The most disciplined operators track pace on a rolling 90-day basis across their entire portfolio, using it as a weekly revenue-management ritual rather than a reactive signal. Our guide to data-driven dynamic pricing walks through how to build that cadence from scratch.

Frequently Asked Questions

A good booking pace depends on your market and how far in advance you are looking. Generally, having 50–70% of nights booked 30 days out is healthy for most markets. Pace is only meaningful when compared against the same period in prior years and against your comp set, not in absolute terms.

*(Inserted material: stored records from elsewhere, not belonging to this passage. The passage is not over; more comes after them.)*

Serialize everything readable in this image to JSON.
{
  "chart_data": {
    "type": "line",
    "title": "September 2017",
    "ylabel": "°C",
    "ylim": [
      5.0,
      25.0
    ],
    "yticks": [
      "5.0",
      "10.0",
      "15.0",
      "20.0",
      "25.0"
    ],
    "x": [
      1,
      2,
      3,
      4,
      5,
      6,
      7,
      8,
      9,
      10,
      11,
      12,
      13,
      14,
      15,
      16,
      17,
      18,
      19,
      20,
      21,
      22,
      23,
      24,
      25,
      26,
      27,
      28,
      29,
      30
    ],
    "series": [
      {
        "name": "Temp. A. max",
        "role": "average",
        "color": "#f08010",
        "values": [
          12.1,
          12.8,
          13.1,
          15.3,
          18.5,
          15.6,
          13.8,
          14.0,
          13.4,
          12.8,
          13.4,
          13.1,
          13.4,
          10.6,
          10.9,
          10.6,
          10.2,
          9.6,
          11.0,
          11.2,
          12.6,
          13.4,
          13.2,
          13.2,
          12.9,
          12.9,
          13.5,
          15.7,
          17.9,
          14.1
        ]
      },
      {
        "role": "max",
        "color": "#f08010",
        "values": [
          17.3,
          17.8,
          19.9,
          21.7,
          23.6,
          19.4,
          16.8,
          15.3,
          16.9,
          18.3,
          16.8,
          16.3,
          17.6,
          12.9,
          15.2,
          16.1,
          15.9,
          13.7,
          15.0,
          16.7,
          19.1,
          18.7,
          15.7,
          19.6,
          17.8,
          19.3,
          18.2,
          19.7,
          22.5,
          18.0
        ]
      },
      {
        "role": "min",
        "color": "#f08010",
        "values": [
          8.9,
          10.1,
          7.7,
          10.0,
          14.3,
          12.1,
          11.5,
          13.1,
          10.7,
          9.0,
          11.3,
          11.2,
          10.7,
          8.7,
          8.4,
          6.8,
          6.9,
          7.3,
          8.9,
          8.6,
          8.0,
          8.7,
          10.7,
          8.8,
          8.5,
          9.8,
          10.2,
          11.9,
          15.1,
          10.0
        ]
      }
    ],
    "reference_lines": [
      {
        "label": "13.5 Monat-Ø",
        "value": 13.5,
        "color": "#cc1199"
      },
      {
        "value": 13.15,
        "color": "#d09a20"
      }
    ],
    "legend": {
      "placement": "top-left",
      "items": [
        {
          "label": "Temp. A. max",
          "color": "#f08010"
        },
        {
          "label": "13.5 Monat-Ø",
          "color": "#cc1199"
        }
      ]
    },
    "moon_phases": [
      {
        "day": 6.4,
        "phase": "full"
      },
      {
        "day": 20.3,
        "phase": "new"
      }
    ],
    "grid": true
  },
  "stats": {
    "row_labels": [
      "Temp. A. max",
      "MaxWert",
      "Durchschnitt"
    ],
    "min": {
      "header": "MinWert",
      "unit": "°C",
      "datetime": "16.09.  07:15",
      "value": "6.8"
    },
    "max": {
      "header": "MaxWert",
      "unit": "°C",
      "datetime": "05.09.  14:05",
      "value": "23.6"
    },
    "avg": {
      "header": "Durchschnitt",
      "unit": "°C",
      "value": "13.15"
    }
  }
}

Track the percentage of available nights booked for a future date range at a specific point in time. If 15 of 30 nights are reserved for next month as of today, your 30-day forward booking pace is 50%. Repeat this measurement weekly to detect whether pace is accelerating or decelerating.

When pace is running ahead of your historical average, demand is strong — hold or raise rates on remaining open dates. When pace is trailing by 10% or more with fewer than 30 days to go, targeted discounts recover more revenue than leaving dates open at full price.

AirROI data shows Gatlinburg, TN and New Orleans, LA lead at 57.7 days, followed by Scottsdale, AZ (55.6 days) and Nashville, TN (54.8 days). Urban markets like Miami (35.4 days) and Austin (38.3 days) see much shorter lead times, reflecting last-minute booking behavior common in business-travel and urban leisure markets.

Booking lead time is the average number of days between when a reservation is made and the check-in date — a single summary number. Booking pace is the dynamic rate at which reservations accumulate over time for a specific future period. Both measure forward demand, but pace reveals the trajectory (accelerating or decelerating), while lead time measures the typical planning horizon.